Simeon Wright, Till’s cousin, claims that he witnessed Till whistling at Carolyn Bryant, saw Till’s kidnapping and more. He writes about these events in “Simeon’s Story: An Eyewitness Account of the Kidnapping of Emmett Till,” which was released earlier this month.
Till, a 14-year-old youth from Chicago, was abducted and killed in 1955 after whistling at Bryant, who was white, while at Bryant’s Grocery and Meat Market in Money.
Bryant’s husband, Roy Bryant, and his half-brother, J.W. Milam, were acquitted in the death by an all-white jury but later admitted in a magazine interview that they had killed Till.
“‘Please don’t tell your father I whistled at that lady,’ Bobo (Emmett’s nickname) pleaded. It never occurred to me that Bobo would be killed for whistling at a white woman,” Wright wrote. “I thought he might be whipped if he were caught — but never murdered.”
Wright told the Southtown Star, a suburban Chicago newspaper, that he regrets not telling his father, Moses Wright, what had happened.
“We should have (told),” Wright said. “We thought we were doing him a favor. He was afraid he was going to get sent home. We was having so much fun we didn’t want that to happen.”
Till, from Chicago was staying with Wright’s family.
Wright, 67, said he will no longer remain silent about the details surrounding Till’s lynching.
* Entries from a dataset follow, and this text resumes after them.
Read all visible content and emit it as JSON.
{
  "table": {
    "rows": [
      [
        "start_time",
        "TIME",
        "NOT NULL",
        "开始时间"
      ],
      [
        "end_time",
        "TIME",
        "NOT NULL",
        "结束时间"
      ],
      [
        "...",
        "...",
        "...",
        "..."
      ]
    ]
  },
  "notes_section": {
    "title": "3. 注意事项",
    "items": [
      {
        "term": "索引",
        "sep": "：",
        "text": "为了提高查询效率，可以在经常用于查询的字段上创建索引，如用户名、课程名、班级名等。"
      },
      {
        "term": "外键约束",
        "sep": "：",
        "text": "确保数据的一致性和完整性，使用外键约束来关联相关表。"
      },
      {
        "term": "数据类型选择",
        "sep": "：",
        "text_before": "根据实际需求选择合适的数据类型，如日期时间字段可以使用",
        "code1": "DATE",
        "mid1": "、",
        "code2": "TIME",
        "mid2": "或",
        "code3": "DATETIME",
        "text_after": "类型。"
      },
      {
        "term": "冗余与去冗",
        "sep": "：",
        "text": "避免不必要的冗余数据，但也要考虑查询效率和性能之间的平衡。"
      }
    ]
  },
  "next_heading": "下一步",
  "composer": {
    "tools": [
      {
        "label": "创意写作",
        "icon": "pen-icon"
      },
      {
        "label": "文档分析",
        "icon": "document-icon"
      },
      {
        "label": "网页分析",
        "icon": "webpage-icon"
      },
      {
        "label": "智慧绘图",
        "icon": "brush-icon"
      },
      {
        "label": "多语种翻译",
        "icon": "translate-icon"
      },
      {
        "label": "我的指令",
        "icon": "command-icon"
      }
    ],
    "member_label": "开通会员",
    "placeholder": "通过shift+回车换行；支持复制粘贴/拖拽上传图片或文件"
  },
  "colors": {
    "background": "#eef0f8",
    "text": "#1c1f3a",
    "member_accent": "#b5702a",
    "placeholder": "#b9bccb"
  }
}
He said that as an eyewitness, he believes much of the account has been portrayed incorrectly.
Wright, a longtime resident of Summit, Ill., claims he was with Till at Bryant’s Grocery and even shared a bed with him the night of the kidnapping.
Wright said Till did in fact whistle at Bryant. Till’s mother, Mamie Till Mobley, thought he might have done that to correct his stutter.
“To him it was funny — whistling at Carolyn Bryant was funny,” Wright told the Star. “He didn’t get scared until he saw our reaction. It was just funny play.”
Wright spent a year and a half working on the book with writer Herb Boyd. He said he wrote some of the stories and dictated others.
He told the Star that he could not quite finish reading his own finished book.
“I had to put it down,” he said.
Wright’s book has been praise d by some civil rights activists.
“‘Simeon’s Story’ is one that must be heard and never forgotten,” U.S. Rep. John Lewis said. “In simple, plain language, Wright describes an event that shocked the conscience of the nation and gave birth to the modern-day civil rights movement in America.”
The Rev. Al Sharpton said he hopes the book will invigorate the search for justice from that era.
“It is my hope that (‘Simeon’s Story’) renews our efforts to deal with the nation’s lingering inequities, particularly the hundreds of unsolved murder cases from the civil rights era,” Sharpton said.